Deadline: 31-Jan-24
The Democracy at Work Fund is currently accepting applications to build resilience among frontline workers’ organizations leading efforts at the intersection of labor rights, democracy, and a just transition.
The Democracy at Work Fund pools support from multiple funders to deliver small grants to frontline organizations in Asia, Africa, and Latin America aimed at building resilience and strengthening the capacity of workers’ organizations. The Fund prioritizes efforts led directly by workers in the informal economy, by women and migrant-led organizations, as well as efforts at the intersection of workers’ rights, gender justice, racial justice, and climate justice.
Areas
- Bolstering capacity to ensure physical and digital security, for example:
- Support to build technical and practical capacity of worker organizations to establish safeguarding mechanisms, develop safety protocols, and other strategies to address digital and physical threats. This could be through training and accompaniment on offline and online security practices and protocol, developing strategic partnerships with human rights defenders protection organizations, and building mutual support mechanisms.
- Pilot projects or capacity-building support to enable workers to use new technologies to build power, foster alliances, organize, strategize, and anticipate threats especially in contexts where there are growing threats to civic space.

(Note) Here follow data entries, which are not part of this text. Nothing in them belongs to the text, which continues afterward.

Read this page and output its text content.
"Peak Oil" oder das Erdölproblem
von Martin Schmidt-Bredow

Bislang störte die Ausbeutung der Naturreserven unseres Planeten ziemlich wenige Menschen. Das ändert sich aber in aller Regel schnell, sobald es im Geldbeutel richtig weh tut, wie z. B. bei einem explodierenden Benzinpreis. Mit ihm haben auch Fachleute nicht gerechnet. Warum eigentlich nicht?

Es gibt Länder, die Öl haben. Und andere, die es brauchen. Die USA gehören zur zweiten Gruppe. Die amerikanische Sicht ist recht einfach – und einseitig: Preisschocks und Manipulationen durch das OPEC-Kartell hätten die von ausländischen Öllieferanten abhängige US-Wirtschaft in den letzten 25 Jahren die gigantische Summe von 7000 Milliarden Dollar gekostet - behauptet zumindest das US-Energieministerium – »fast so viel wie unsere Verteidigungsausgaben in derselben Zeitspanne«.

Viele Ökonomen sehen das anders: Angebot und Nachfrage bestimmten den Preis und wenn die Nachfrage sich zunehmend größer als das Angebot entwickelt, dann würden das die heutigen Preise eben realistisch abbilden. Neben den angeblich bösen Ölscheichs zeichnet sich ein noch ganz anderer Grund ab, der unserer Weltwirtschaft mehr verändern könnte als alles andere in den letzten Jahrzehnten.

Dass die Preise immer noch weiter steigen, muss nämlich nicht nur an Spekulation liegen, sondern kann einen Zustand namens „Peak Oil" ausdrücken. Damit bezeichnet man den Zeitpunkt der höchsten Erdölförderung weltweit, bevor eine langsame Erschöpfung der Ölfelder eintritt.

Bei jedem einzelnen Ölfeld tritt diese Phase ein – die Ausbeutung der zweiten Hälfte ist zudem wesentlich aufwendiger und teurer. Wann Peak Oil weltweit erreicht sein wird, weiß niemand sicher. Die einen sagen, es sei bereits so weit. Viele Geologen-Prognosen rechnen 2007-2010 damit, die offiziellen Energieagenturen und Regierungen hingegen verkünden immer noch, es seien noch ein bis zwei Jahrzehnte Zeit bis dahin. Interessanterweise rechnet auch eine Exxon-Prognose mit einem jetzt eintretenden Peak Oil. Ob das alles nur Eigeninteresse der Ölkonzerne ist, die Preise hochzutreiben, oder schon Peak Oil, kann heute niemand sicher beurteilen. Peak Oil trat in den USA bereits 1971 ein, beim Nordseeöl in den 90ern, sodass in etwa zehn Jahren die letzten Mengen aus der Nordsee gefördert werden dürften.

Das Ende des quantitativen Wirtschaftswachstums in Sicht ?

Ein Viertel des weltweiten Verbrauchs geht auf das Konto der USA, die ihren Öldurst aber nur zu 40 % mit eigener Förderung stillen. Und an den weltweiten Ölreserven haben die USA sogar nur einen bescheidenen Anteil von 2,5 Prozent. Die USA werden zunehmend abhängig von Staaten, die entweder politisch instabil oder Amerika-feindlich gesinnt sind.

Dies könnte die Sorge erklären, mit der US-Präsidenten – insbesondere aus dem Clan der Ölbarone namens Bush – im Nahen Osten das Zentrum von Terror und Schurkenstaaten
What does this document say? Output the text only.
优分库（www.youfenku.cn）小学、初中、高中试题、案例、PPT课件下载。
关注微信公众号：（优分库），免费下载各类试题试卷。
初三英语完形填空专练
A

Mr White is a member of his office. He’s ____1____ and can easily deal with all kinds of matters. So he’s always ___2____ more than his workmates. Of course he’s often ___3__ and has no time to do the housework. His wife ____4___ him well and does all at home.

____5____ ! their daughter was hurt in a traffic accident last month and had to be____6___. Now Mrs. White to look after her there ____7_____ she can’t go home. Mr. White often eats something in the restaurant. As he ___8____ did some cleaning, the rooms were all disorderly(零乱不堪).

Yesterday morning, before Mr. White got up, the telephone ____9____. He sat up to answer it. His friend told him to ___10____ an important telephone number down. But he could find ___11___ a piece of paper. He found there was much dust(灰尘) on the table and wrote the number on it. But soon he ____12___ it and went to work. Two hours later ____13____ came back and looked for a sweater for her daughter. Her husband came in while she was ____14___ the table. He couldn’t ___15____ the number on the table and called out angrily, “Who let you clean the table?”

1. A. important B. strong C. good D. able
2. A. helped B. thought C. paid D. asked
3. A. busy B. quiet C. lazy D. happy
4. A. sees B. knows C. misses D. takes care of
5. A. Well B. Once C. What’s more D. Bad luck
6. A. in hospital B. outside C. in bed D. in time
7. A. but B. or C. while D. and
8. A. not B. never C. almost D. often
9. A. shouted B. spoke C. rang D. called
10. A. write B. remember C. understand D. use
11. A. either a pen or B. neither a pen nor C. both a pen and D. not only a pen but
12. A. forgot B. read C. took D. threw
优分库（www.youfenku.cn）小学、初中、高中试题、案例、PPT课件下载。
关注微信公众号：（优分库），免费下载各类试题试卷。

- Responding to legal threats and building legal security, for example:
- Technical training to support labor rights defenders and those working at the intersection of labor and climate issues to respond to restrictive legislation, or to build peer support networks.
- Support to enable organizing campaigns to remain intact beyond an immediate threat, especially in contexts of closing civic space.
- Concerted efforts to document and expose threats and attacks against labor rights defenders in retaliation to their work on labor rights issues.
- Power-building work to improve working conditions and to defend core enabling rights to organize, associate and bargain collectively, for example:
- Strategies to advance social dialogue and collectivization among gig workers, workers in transition mineral supply chains, and workers in non-standard employment; not conducive to conventional modes of organization and collective bargaining;
- Support and advocacy for the recognition and rights of informal and marginalized workers, particularly women, migrants, and ethnic and racial minorities;
- Peer training on how to successfully organize, and build strategies and campaigns for change that will endure beyond single, time-bound issues.
Funding Information
- Budget requests within the range of $10,000 to $100,000 total for up to two years will be considered.
- Projects can start from April 2024 and range in duration from a few months to up to two years.
Geographic Scope
- The Fund will be rolled out in 11 focus countries in the Global South. These are: Argentina, Bangladesh, Brazil, Costa Rica, Ecuador, Ghana, Indonesia, Kenya, Malaysia, South Africa, and Uganda.
- These countries were selected on the basis of the scale and significance of threats to the rights of workers engaging on the frontlines of democracy and/or the climate crisis, the presence of opportunities in the wider ecosystem to push for positive reform, and the legal and regulatory context for foreign funding. They recognise there is no shortage of need to support this work. Additional countries may be considered in future funding rounds.
Eligibility Criteria
- Applicants in the following groups are encouraged to apply.
- Initiatives led directly by workers, whether in trade unions or more hybrid associations or groups, driving work aimed at institutional strengthening, advocacy, communication and other forms of capacity-building.
- Priority will be given to efforts led by workers from historically marginalized groups and/or in sectors or forms of employment where conventional modes of organization and collective bargaining have been especially challenging, such as in digital labor platforms, care and domestic work, informal work and among migrant workers.
- Organizations, associations and movements led by workers within the geographic scope will be given priority. Cross-country and regional initiatives involving either of these regions as well as another region would also be considered. The Fund may be expanded in the future to include a dedicated focus on other countries if sufficient funding is available.
- Proposals from more than one organization or entity as co-applicants should indicate the division of labor and respective roles of each organization.